Handling Character Classes
Deliberating on how to handle reading character classes in from CCT's regular-expression-to-DFA tool.
As it is now, one would specify a class as an edge label when explicitly defining the graph_hash. For example:
accept_types = {...,81=>"string",...} graph_hash = { ... # Naive String Literal sans \-escaping. 79 => { '"' => 80 }, 80 => { /[^"\n]/ => 80, '"' => 81 }, 81 => nil, # accept string ... }
Internally, this doesn't exactly map to 'everything except " or newline.' It represents any edge label that matches that class.
Consider a scanner recognizing only numbers and comments.

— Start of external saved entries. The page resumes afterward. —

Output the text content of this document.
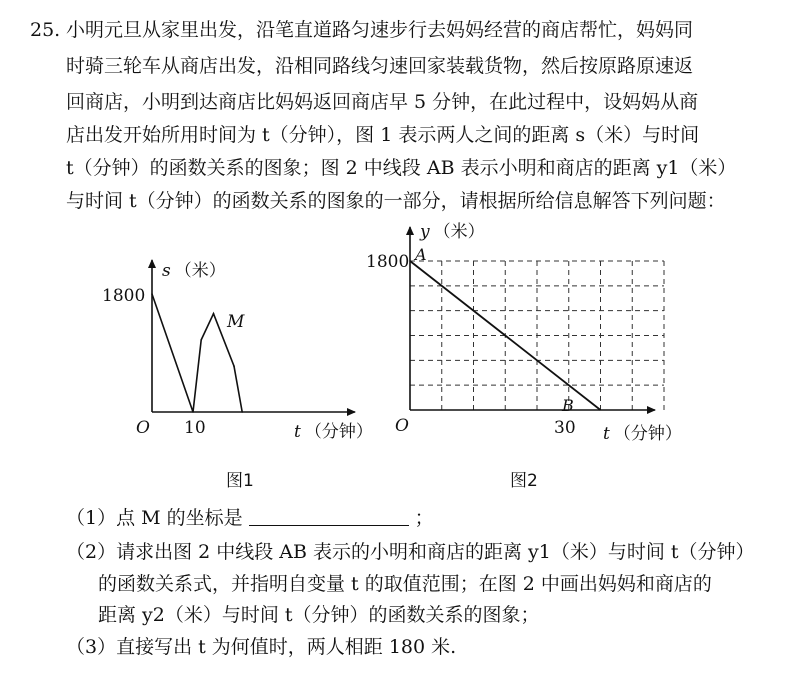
25. 小明元旦从家里出发，沿笔直道路匀速步行去妈妈经营的商店帮忙，妈妈同
时骑三轮车从商店出发，沿相同路线匀速回家装载货物，然后按原路原速返
回商店，小明到达商店比妈妈返回商店早 5 分钟，在此过程中，设妈妈从商
店出发开始所用时间为 t（分钟），图 1 表示两人之间的距离 s（米）与时间
t（分钟）的函数关系的图象；图 2 中线段 AB 表示小明和商店的距离 y1（米）
与时间 t（分钟）的函数关系的图象的一部分，请根据所给信息解答下列问题：
s （米）
1800
O 10	t （分钟）
M
图1
y （米）
1800 A
B
O	30 t （分钟）
图2
（1）点 M 的坐标是	；
（2）请求出图 2 中线段 AB 表示的小明和商店的距离 y1（米）与时间 t（分钟）
的函数关系式，并指明自变量 t 的取值范围；在图 2 中画出妈妈和商店的
距离 y2（米）与时间 t（分钟）的函数关系的图象；
（3）直接写出 t 为何值时，两人相距 180 米.
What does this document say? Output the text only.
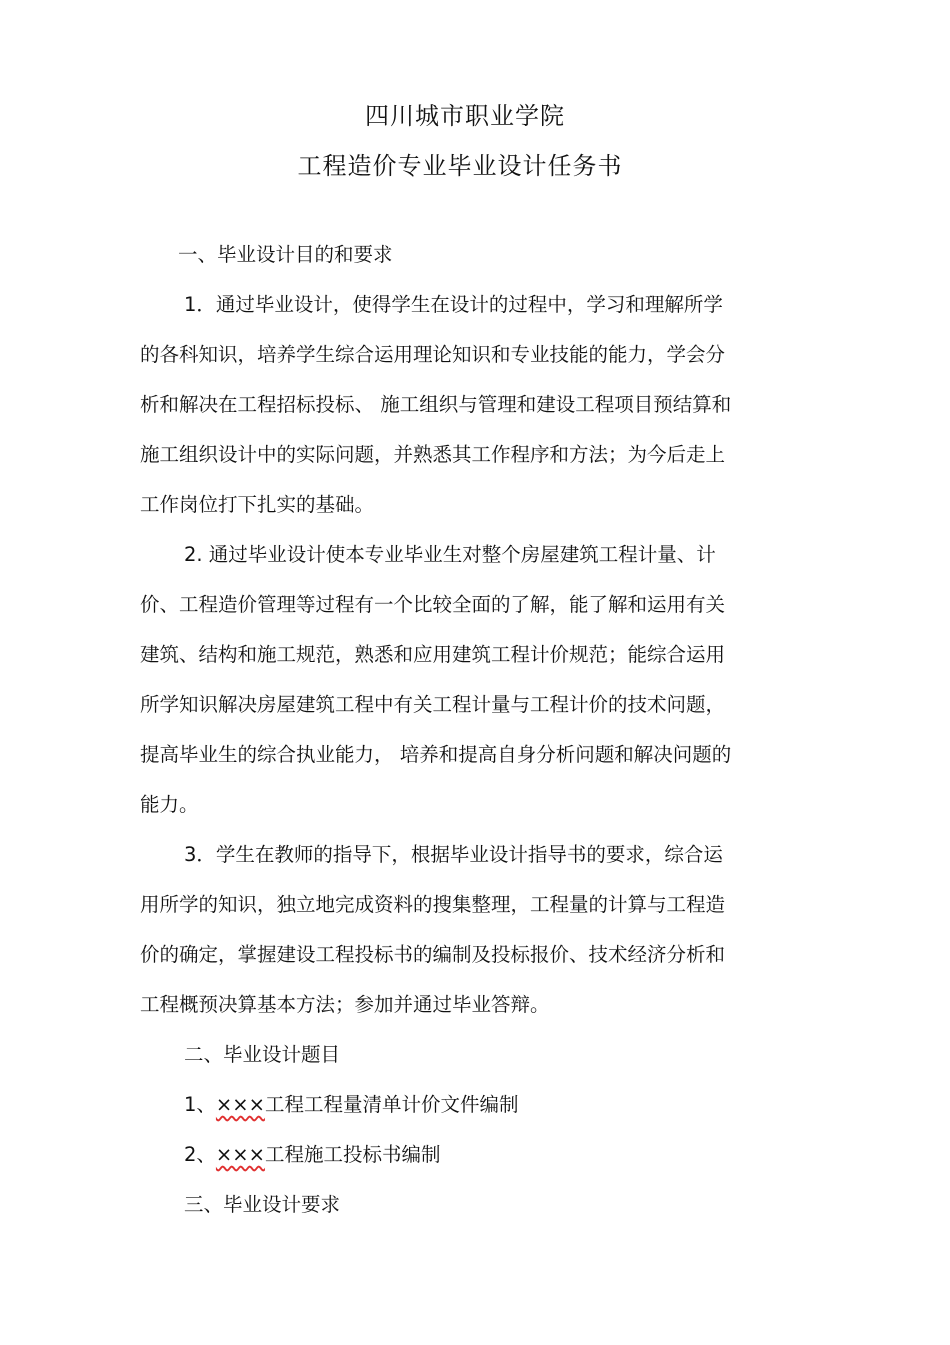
四川城市职业学院
工程造价专业毕业设计任务书
一、毕业设计目的和要求
1．通过毕业设计，使得学生在设计的过程中，学习和理解所学
的各科知识，培养学生综合运用理论知识和专业技能的能力，学会分
析和解决在工程招标投标、 施工组织与管理和建设工程项目预结算和
施工组织设计中的实际问题，并熟悉其工作程序和方法；为今后走上
工作岗位打下扎实的基础。
2. 通过毕业设计使本专业毕业生对整个房屋建筑工程计量、计
价、工程造价管理等过程有一个比较全面的了解，能了解和运用有关
建筑、结构和施工规范，熟悉和应用建筑工程计价规范；能综合运用
所学知识解决房屋建筑工程中有关工程计量与工程计价的技术问题，
提高毕业生的综合执业能力， 培养和提高自身分析问题和解决问题的
能力。
3．学生在教师的指导下，根据毕业设计指导书的要求，综合运
用所学的知识，独立地完成资料的搜集整理，工程量的计算与工程造
价的确定，掌握建设工程投标书的编制及投标报价、技术经济分析和
工程概预决算基本方法；参加并通过毕业答辩。
二、毕业设计题目
1、×××工程工程量清单计价文件编制
2、×××工程施工投标书编制
三、毕业设计要求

int:d+ float:d+.d*|d*.d+ comment:/\*[^*]\*\/
The DFA looks like this:
The only fixed edge labels in for that DFA are 'd', '.', '/', and '*'. The [^*] refers to an occurrence of a 'd', a '.', or a '/', but reading an 'a' would result in an error, rather than a transition.
Older Thoughts
Some keys use a regex to specify "edge labels" (or "any character") EXCEPT (some match). Example: [^\n\*\/] would be anything but newline, *, or /. [expand_regex_edges()] replaces those regex specifications with ALL of the other available edge labels that don't match the regex.
Specifying a scanner's construction rules using an NFA is less terse than using a set of regexes and accept notes. We'd prefer specifying our naive string like this:
string:"[^"]"
That could be a potential hurdle when implementing character class behavior down the line. I could write something into my Thompson-like Construction algorithm implementation to treat [^\]] as a concatenation of an edge with a regular expression. E.g., a[0-9]b would be a 4 state graph composed of 3 concatenations:
0 => {"a" =>1}, 1 => {/[0-9]/ => 2}, 2 => {"b" => 3}
Internally, it wouldn't feel especially elegant or true to the Thompson-McNaughton-Yamada spirit. Another option would be to do something like the following:
string:"Q" %% Q:[^"]
I'm slightly hesitant to do it this way. It's more work for the user and less intuitive, but it's less divergent from the TMY construction.